Beth Lamont knows far too much about the harsh realities of life her gilded classmates have only read about in class. She’ll do whatever it takes to take care of her father, even if that means tutoring a guy like Noah - a guy who represents everything she hates about the war, soldiers and what the Army has done to her family.
Noah Warren doesn’t know how to be a student. All he knows is war. But he’s going to college now to fulfill a promise and he doesn’t break his promises. Except he doesn’t count on his tutor being drop dead gorgeous and distracting as hell. One look at Beth threatens to unravel the careful lies Noah has constructed around him.
A simple arrangement turns into something neither of them can deny. And a war that neither of them can forget could destroy them both.
DNF at 22%.
I don't like DNF-ing books. I hate DNF-ing ARCs (because I'm really grateful to publishers and authors for letting me read advance copies for free). And yet...
This book had SO MANY grammar and punctuation errors, chunky sentences and problematic tenses (past or present, pick one already!) that it was really hard for me to pay attention to the actual story. I understand that ARCs are un-proofed copies so they are bound to have some mistakes, but this was just too much. It was completely distracting.
As to the story... in theory it could have been good, but the execution wasn't any better than the writing. (Admittedly, I only read a short 22% so I didn't give it much of a chance.)
These were my problems:
1) Cheesiness and way too many eye-roll worthy lines for my taste. For example: "...I kiss her like she's my first taste of salvation." You've come from fighting a war, have seen friends die, and salvation is kissing a girl you just met?
2) I was puzzled by Noah's CONSTANT remarks on Beth's appearance: "drop-dead smoking hot"; "fucking attractive"; "She is fucking stunning and I suddenly can't talk"; "I can't figure out if she is naturally flawless or if she is just damn good with makeup."; "She's somewhere in between. Somewhere close to perfection."; "She looks at me, and I can feel my entire body standing at the position of attention" (¿?). I mean, I get it. She's attractive. You are really attracted to her. Can we move on to something of more substance now?
3) Beth made so many mentions of feelings in her belly that I started thinking she might have eaten something that didn't sit well with her <-- SARCASM sign in case somebody didn't catch it. This might seem like a small thing, but the repetition of this phrase over and over bugged me:
"There is no need for the tension in my belly..."

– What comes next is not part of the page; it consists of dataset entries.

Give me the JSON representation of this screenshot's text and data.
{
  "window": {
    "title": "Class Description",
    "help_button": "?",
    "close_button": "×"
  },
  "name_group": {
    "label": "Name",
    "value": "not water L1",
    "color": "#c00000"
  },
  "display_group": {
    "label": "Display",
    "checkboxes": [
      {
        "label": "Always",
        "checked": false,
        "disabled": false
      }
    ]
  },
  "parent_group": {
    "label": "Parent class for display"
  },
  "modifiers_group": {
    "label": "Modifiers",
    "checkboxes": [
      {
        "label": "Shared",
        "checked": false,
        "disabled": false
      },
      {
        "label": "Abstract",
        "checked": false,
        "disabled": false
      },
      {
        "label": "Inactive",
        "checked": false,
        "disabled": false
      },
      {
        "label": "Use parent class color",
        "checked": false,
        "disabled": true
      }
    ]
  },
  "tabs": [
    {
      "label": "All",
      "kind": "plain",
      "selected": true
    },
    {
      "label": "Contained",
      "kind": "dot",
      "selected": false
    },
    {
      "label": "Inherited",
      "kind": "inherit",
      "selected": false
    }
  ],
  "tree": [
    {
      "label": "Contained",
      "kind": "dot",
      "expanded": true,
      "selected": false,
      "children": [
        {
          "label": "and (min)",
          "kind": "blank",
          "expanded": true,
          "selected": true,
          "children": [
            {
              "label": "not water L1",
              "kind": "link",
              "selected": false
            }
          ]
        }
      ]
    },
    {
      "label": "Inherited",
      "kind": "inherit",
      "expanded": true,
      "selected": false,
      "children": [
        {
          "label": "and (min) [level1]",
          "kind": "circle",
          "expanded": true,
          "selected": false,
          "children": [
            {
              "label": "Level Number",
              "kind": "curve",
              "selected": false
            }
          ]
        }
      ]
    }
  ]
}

"Something tightens in the vicinity of my belly."
"...regardless of the warmth that unfurls in my belly..."
"...Noah looks down in the vicinity of my belly."

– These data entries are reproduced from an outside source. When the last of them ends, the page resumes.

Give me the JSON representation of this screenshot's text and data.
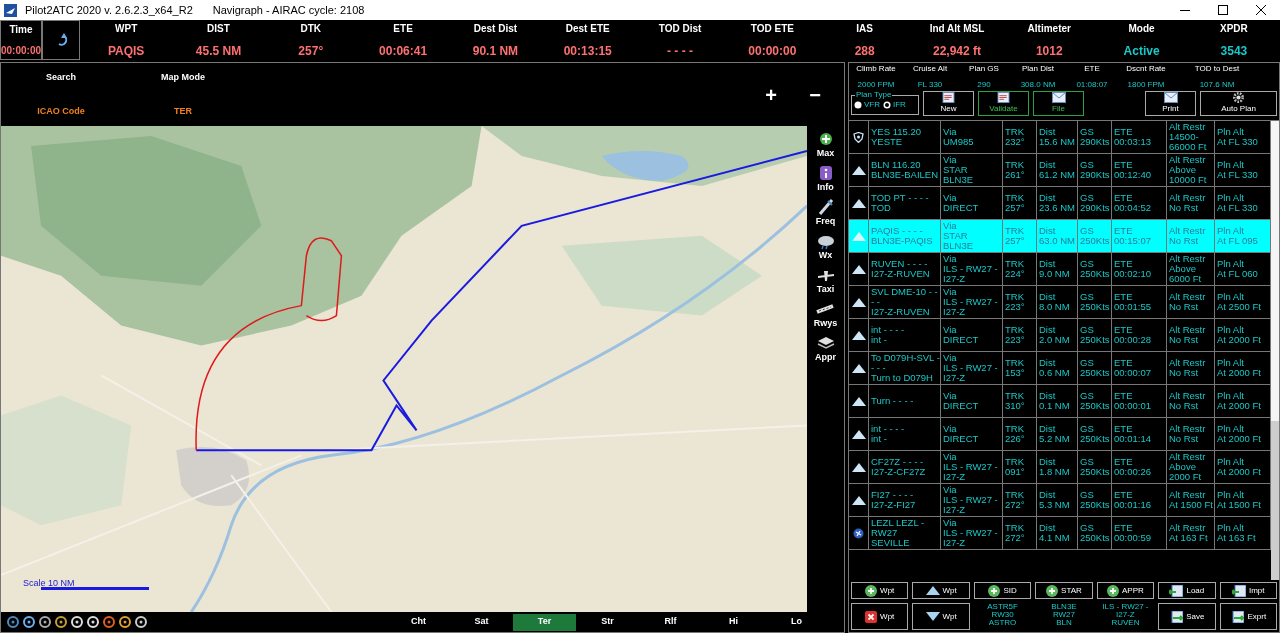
{
  "window": {
    "title": "Pilot2ATC 2020 v. 2.6.2.3_x64_R2",
    "subtitle": "Navigraph - AIRAC cycle: 2108"
  },
  "time": {
    "label": "Time",
    "value": "00:00:00"
  },
  "readouts": [
    {
      "label": "WPT",
      "value": "PAQIS",
      "color": "#ff7070"
    },
    {
      "label": "DIST",
      "value": "45.5 NM",
      "color": "#ff7070"
    },
    {
      "label": "DTK",
      "value": "257°",
      "color": "#ff7070"
    },
    {
      "label": "ETE",
      "value": "00:06:41",
      "color": "#ff7070"
    },
    {
      "label": "Dest Dist",
      "value": "90.1 NM",
      "color": "#ff7070"
    },
    {
      "label": "Dest ETE",
      "value": "00:13:15",
      "color": "#ff7070"
    },
    {
      "label": "TOD Dist",
      "value": "- - - -",
      "color": "#ff7070"
    },
    {
      "label": "TOD ETE",
      "value": "00:00:00",
      "color": "#ff7070"
    },
    {
      "label": "IAS",
      "value": "288",
      "color": "#ff7070"
    },
    {
      "label": "Ind Alt MSL",
      "value": "22,942 ft",
      "color": "#ff7070"
    },
    {
      "label": "Altimeter",
      "value": "1012",
      "color": "#ff7070"
    },
    {
      "label": "Mode",
      "value": "Active",
      "color": "#19c8c8"
    },
    {
      "label": "XPDR",
      "value": "3543",
      "color": "#19c8c8"
    }
  ],
  "map_panel": {
    "search": {
      "label": "Search",
      "value": "ICAO Code"
    },
    "map_mode": {
      "label": "Map Mode",
      "value": "TER"
    },
    "zoom_buttons": [
      "+",
      "−"
    ],
    "side_tools": [
      "Max",
      "Info",
      "Freq",
      "Wx",
      "Taxi",
      "Rwys",
      "Appr"
    ],
    "scale": "Scale 10 NM",
    "map_tabs": [
      {
        "label": "Cht",
        "selected": false
      },
      {
        "label": "Sat",
        "selected": false
      },
      {
        "label": "Ter",
        "selected": true
      },
      {
        "label": "Str",
        "selected": false
      },
      {
        "label": "Rlf",
        "selected": false
      },
      {
        "label": "Hi",
        "selected": false
      },
      {
        "label": "Lo",
        "selected": false
      }
    ]
  },
  "plan": {
    "stats": [
      {
        "label": "Climb Rate",
        "value": "2000 FPM"
      },
      {
        "label": "Cruise Alt",
        "value": "FL 330"
      },
      {
        "label": "Plan GS",
        "value": "290"
      },
      {
        "label": "Plan Dist",
        "value": "308.0 NM"
      },
      {
        "label": "ETE",
        "value": "01:08:07"
      },
      {
        "label": "Dscnt Rate",
        "value": "1800 FPM"
      },
      {
        "label": "TOD to Dest",
        "value": "107.6 NM"
      }
    ],
    "plan_type": {
      "label": "Plan Type",
      "options": [
        {
          "label": "VFR",
          "selected": false
        },
        {
          "label": "IFR",
          "selected": true
        }
      ]
    },
    "buttons_left": [
      {
        "label": "New",
        "highlighted": false
      },
      {
        "label": "Validate",
        "highlighted": true
      },
      {
        "label": "File",
        "highlighted": true
      }
    ],
    "buttons_right": [
      {
        "label": "Print",
        "highlighted": false
      },
      {
        "label": "Auto Plan",
        "highlighted": false
      }
    ]
  },
  "route_table": [
    {
      "kind": "vor",
      "selected": false,
      "name": [
        "YES   115.20",
        "YESTE"
      ],
      "via": [
        "Via",
        "UM985"
      ],
      "trk": [
        "TRK",
        "232°"
      ],
      "dist": [
        "Dist",
        "15.6 NM"
      ],
      "gs": [
        "GS",
        "290Kts"
      ],
      "ete": [
        "ETE",
        "00:03:13"
      ],
      "alt_restr": [
        "Alt Restr",
        "14500-",
        "66000 Ft"
      ],
      "pln_alt": [
        "Pln Alt",
        "At FL 330"
      ]
    },
    {
      "kind": "waypoint",
      "selected": false,
      "name": [
        "BLN   116.20",
        "BLN3E-BAILEN"
      ],
      "via": [
        "Via",
        "STAR",
        "BLN3E"
      ],
      "trk": [
        "TRK",
        "261°"
      ],
      "dist": [
        "Dist",
        "61.2 NM"
      ],
      "gs": [
        "GS",
        "290Kts"
      ],
      "ete": [
        "ETE",
        "00:12:40"
      ],
      "alt_restr": [
        "Alt Restr",
        "Above",
        "10000 Ft"
      ],
      "pln_alt": [
        "Pln Alt",
        "At FL 330"
      ]
    },
    {
      "kind": "waypoint",
      "selected": false,
      "name": [
        "TOD PT   - - - -",
        "TOD"
      ],
      "via": [
        "Via",
        "DIRECT"
      ],
      "trk": [
        "TRK",
        "257°"
      ],
      "dist": [
        "Dist",
        "23.6 NM"
      ],
      "gs": [
        "GS",
        "290Kts"
      ],
      "ete": [
        "ETE",
        "00:04:52"
      ],
      "alt_restr": [
        "Alt Restr",
        "No Rst"
      ],
      "pln_alt": [
        "Pln Alt",
        "At FL 330"
      ]
    },
    {
      "kind": "waypoint",
      "selected": true,
      "name": [
        "PAQIS   - - - -",
        "BLN3E-PAQIS"
      ],
      "via": [
        "Via",
        "STAR",
        "BLN3E"
      ],
      "trk": [
        "TRK",
        "257°"
      ],
      "dist": [
        "Dist",
        "63.0 NM"
      ],
      "gs": [
        "GS",
        "250Kts"
      ],
      "ete": [
        "ETE",
        "00:15:07"
      ],
      "alt_restr": [
        "Alt Restr",
        "No Rst"
      ],
      "pln_alt": [
        "Pln Alt",
        "At FL 095"
      ]
    },
    {
      "kind": "waypoint",
      "selected": false,
      "name": [
        "RUVEN   - - - -",
        "I27-Z-RUVEN"
      ],
      "via": [
        "Via",
        "ILS - RW27 -",
        "I27-Z"
      ],
      "trk": [
        "TRK",
        "224°"
      ],
      "dist": [
        "Dist",
        "9.0 NM"
      ],
      "gs": [
        "GS",
        "250Kts"
      ],
      "ete": [
        "ETE",
        "00:02:10"
      ],
      "alt_restr": [
        "Alt Restr",
        "Above",
        "6000 Ft"
      ],
      "pln_alt": [
        "Pln Alt",
        "At FL 060"
      ]
    },
    {
      "kind": "waypoint",
      "selected": false,
      "name": [
        "SVL DME-10   - -",
        "- -",
        "I27-Z-RUVEN"
      ],
      "via": [
        "Via",
        "ILS - RW27 -",
        "I27-Z"
      ],
      "trk": [
        "TRK",
        "223°"
      ],
      "dist": [
        "Dist",
        "8.0 NM"
      ],
      "gs": [
        "GS",
        "250Kts"
      ],
      "ete": [
        "ETE",
        "00:01:55"
      ],
      "alt_restr": [
        "Alt Restr",
        "No Rst"
      ],
      "pln_alt": [
        "Pln Alt",
        "At 2500 Ft"
      ]
    },
    {
      "kind": "waypoint",
      "selected": false,
      "name": [
        "int   - - - -",
        "int -"
      ],
      "via": [
        "Via",
        "DIRECT"
      ],
      "trk": [
        "TRK",
        "223°"
      ],
      "dist": [
        "Dist",
        "2.0 NM"
      ],
      "gs": [
        "GS",
        "250Kts"
      ],
      "ete": [
        "ETE",
        "00:00:28"
      ],
      "alt_restr": [
        "Alt Restr",
        "No Rst"
      ],
      "pln_alt": [
        "Pln Alt",
        "At 2000 Ft"
      ]
    },
    {
      "kind": "waypoint",
      "selected": false,
      "name": [
        "To D079H-SVL   -",
        "- - -",
        "Turn to D079H"
      ],
      "via": [
        "Via",
        "ILS - RW27 -",
        "I27-Z"
      ],
      "trk": [
        "TRK",
        "153°"
      ],
      "dist": [
        "Dist",
        "0.6 NM"
      ],
      "gs": [
        "GS",
        "250Kts"
      ],
      "ete": [
        "ETE",
        "00:00:07"
      ],
      "alt_restr": [
        "Alt Restr",
        "No Rst"
      ],
      "pln_alt": [
        "Pln Alt",
        "At 2000 Ft"
      ]
    },
    {
      "kind": "waypoint",
      "selected": false,
      "name": [
        "Turn   - - - -"
      ],
      "via": [
        "Via",
        "DIRECT"
      ],
      "trk": [
        "TRK",
        "310°"
      ],
      "dist": [
        "Dist",
        "0.1 NM"
      ],
      "gs": [
        "GS",
        "250Kts"
      ],
      "ete": [
        "ETE",
        "00:00:01"
      ],
      "alt_restr": [
        "Alt Restr",
        "No Rst"
      ],
      "pln_alt": [
        "Pln Alt",
        "At 2000 Ft"
      ]
    },
    {
      "kind": "waypoint",
      "selected": false,
      "name": [
        "int   - - - -",
        "int -"
      ],
      "via": [
        "Via",
        "DIRECT"
      ],
      "trk": [
        "TRK",
        "226°"
      ],
      "dist": [
        "Dist",
        "5.2 NM"
      ],
      "gs": [
        "GS",
        "250Kts"
      ],
      "ete": [
        "ETE",
        "00:01:14"
      ],
      "alt_restr": [
        "Alt Restr",
        "No Rst"
      ],
      "pln_alt": [
        "Pln Alt",
        "At 2000 Ft"
      ]
    },
    {
      "kind": "waypoint",
      "selected": false,
      "name": [
        "CF27Z   - - - -",
        "I27-Z-CF27Z"
      ],
      "via": [
        "Via",
        "ILS - RW27 -",
        "I27-Z"
      ],
      "trk": [
        "TRK",
        "091°"
      ],
      "dist": [
        "Dist",
        "1.8 NM"
      ],
      "gs": [
        "GS",
        "250Kts"
      ],
      "ete": [
        "ETE",
        "00:00:26"
      ],
      "alt_restr": [
        "Alt Restr",
        "Above",
        "2000 Ft"
      ],
      "pln_alt": [
        "Pln Alt",
        "At 2000 Ft"
      ]
    },
    {
      "kind": "waypoint",
      "selected": false,
      "name": [
        "FI27   - - - -",
        "I27-Z-FI27"
      ],
      "via": [
        "Via",
        "ILS - RW27 -",
        "I27-Z"
      ],
      "trk": [
        "TRK",
        "272°"
      ],
      "dist": [
        "Dist",
        "5.3 NM"
      ],
      "gs": [
        "GS",
        "250Kts"
      ],
      "ete": [
        "ETE",
        "00:01:16"
      ],
      "alt_restr": [
        "Alt Restr",
        "At 1500 Ft"
      ],
      "pln_alt": [
        "Pln Alt",
        "At 1500 Ft"
      ]
    },
    {
      "kind": "airport",
      "selected": false,
      "name": [
        "LEZL  LEZL -",
        "RW27",
        "SEVILLE"
      ],
      "via": [
        "Via",
        "ILS - RW27 -",
        "I27-Z"
      ],
      "trk": [
        "TRK",
        "272°"
      ],
      "dist": [
        "Dist",
        "4.1 NM"
      ],
      "gs": [
        "GS",
        "250Kts"
      ],
      "ete": [
        "ETE",
        "00:00:59"
      ],
      "alt_restr": [
        "Alt Restr",
        "At 163 Ft"
      ],
      "pln_alt": [
        "Pln Alt",
        "At 163 Ft"
      ]
    }
  ],
  "bottom_buttons": [
    {
      "kind": "add",
      "label": "Wpt"
    },
    {
      "kind": "up",
      "label": "Wpt"
    },
    {
      "kind": "add",
      "label": "SID"
    },
    {
      "kind": "add",
      "label": "STAR"
    },
    {
      "kind": "add",
      "label": "APPR"
    },
    {
      "kind": "load",
      "label": "Load"
    },
    {
      "kind": "load",
      "label": "Impt"
    },
    {
      "kind": "delete",
      "label": "Wpt"
    },
    {
      "kind": "down",
      "label": "Wpt"
    },
    {
      "kind": "info",
      "lines": [
        "ASTR5F",
        "RW30",
        "ASTRO"
      ]
    },
    {
      "kind": "info",
      "lines": [
        "BLN3E",
        "RW27",
        "BLN"
      ]
    },
    {
      "kind": "info",
      "lines": [
        "ILS - RW27 -",
        "I27-Z",
        "RUVEN"
      ]
    },
    {
      "kind": "save",
      "label": "Save"
    },
    {
      "kind": "save",
      "label": "Exprt"
    }
  ]
}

"There's something in his eyes that tugs at me. I don't want to be tugged at." (Let me guess... it tugged at her belly, right?)
4) Then there were some bits I just didn't get at all, like when Noah went into a LIBRARY-coffee shop to be tutored and complained about how quiet it was and wondered if the people studying around him didn't know how to relax and have a good time. Huh?
All in all: This book needs some serious editing because the numerous errors were very distracting. It took days for me to get through the first 22% and all the while it felt like trudging through water. As for the romance, the attraction between the MCs seemed insta-love-ish, superficial and cheesy.